Sua poesia é caracterizada por lirismo, ironia e uma linguagem acessível.
O Poema Os Sapos:
Lido na Semana de 22, este poema é um exemplo clássico de crítica ao Parnasianismo.
A figura dos sapos, com suas vozes monótonas e repetitivas (o "cantar" dos poetas parnasianos), é usada como metáfora para satirizar a previsibilidade e a rigidez formal da tradição.
Seu poema Poética (Texto IV) é considerado um manifesto do movimento, expressando o cansaço do lirismo comedido e purista.
Após a Semana de 22, as ideias da 1ª Fase amadureceram e se dividiram em movimentos distintos, muitas vezes antagônicos. A principal forma de divulgação dessas novas ideias era por meio de revistas modernistas.
Klaxon foi uma revista mensal de arte moderna que circulou em São Paulo de maio de 1922 a janeiro de 1923.
Pioneirismo: Foi a primeira publicação modernista brasileira após a Semana de Arte Moderna.
Nome: Derivado da buzina externa dos automóveis, foi escolhido por querer remeter a um "barulho que incomoda". O slogan era Mensario de arte moderna.

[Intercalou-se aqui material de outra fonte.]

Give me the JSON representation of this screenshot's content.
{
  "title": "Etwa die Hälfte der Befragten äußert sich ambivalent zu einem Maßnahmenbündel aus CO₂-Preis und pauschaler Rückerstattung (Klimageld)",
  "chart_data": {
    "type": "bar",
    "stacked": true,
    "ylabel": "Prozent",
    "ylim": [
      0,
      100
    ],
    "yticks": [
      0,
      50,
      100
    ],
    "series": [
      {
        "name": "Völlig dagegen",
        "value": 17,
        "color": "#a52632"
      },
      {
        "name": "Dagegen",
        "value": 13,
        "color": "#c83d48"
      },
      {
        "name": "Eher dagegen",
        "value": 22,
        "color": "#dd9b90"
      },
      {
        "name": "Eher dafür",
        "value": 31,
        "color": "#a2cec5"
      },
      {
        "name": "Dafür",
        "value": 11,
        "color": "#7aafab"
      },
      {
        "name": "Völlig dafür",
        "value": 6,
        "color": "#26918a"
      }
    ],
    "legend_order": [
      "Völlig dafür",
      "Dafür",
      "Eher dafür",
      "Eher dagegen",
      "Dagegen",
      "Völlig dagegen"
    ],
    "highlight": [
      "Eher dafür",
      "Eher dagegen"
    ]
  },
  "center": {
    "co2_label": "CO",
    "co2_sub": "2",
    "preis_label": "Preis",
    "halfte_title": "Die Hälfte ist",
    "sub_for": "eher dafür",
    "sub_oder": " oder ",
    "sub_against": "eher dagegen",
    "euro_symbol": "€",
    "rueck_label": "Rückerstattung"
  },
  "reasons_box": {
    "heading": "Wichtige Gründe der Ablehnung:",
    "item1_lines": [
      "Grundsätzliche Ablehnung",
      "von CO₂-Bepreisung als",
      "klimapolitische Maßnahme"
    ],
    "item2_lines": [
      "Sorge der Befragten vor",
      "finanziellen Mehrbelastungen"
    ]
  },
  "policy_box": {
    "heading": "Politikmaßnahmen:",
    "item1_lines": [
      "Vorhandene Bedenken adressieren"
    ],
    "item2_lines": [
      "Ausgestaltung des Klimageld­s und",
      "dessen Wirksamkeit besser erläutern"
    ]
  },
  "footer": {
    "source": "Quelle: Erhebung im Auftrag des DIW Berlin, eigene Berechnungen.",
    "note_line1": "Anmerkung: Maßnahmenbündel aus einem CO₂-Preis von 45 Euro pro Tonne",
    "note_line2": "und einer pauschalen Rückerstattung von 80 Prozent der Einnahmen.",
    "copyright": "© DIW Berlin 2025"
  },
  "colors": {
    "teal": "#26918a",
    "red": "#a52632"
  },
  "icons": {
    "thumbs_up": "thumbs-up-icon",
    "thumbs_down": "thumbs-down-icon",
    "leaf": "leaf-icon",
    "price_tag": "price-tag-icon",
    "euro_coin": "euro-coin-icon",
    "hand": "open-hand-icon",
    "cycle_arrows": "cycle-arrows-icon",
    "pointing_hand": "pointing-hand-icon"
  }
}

Conteúdo: Serviu para a divulgação do movimento e a crítica ao tradicionalismo na arte. Mário de Andrade, que colaborava na revista, buscava afastar Klaxon de associações diretas com o Futurismo de Marinetti, chegando a afirmar: "Klaxon não é futurista. Klaxon é klaxista".
Design: Sua capa, idealizada por Guilherme de Almeida, era tipograficamente ousada, usando letras maiúsculas e buscando inspiração em cartazes.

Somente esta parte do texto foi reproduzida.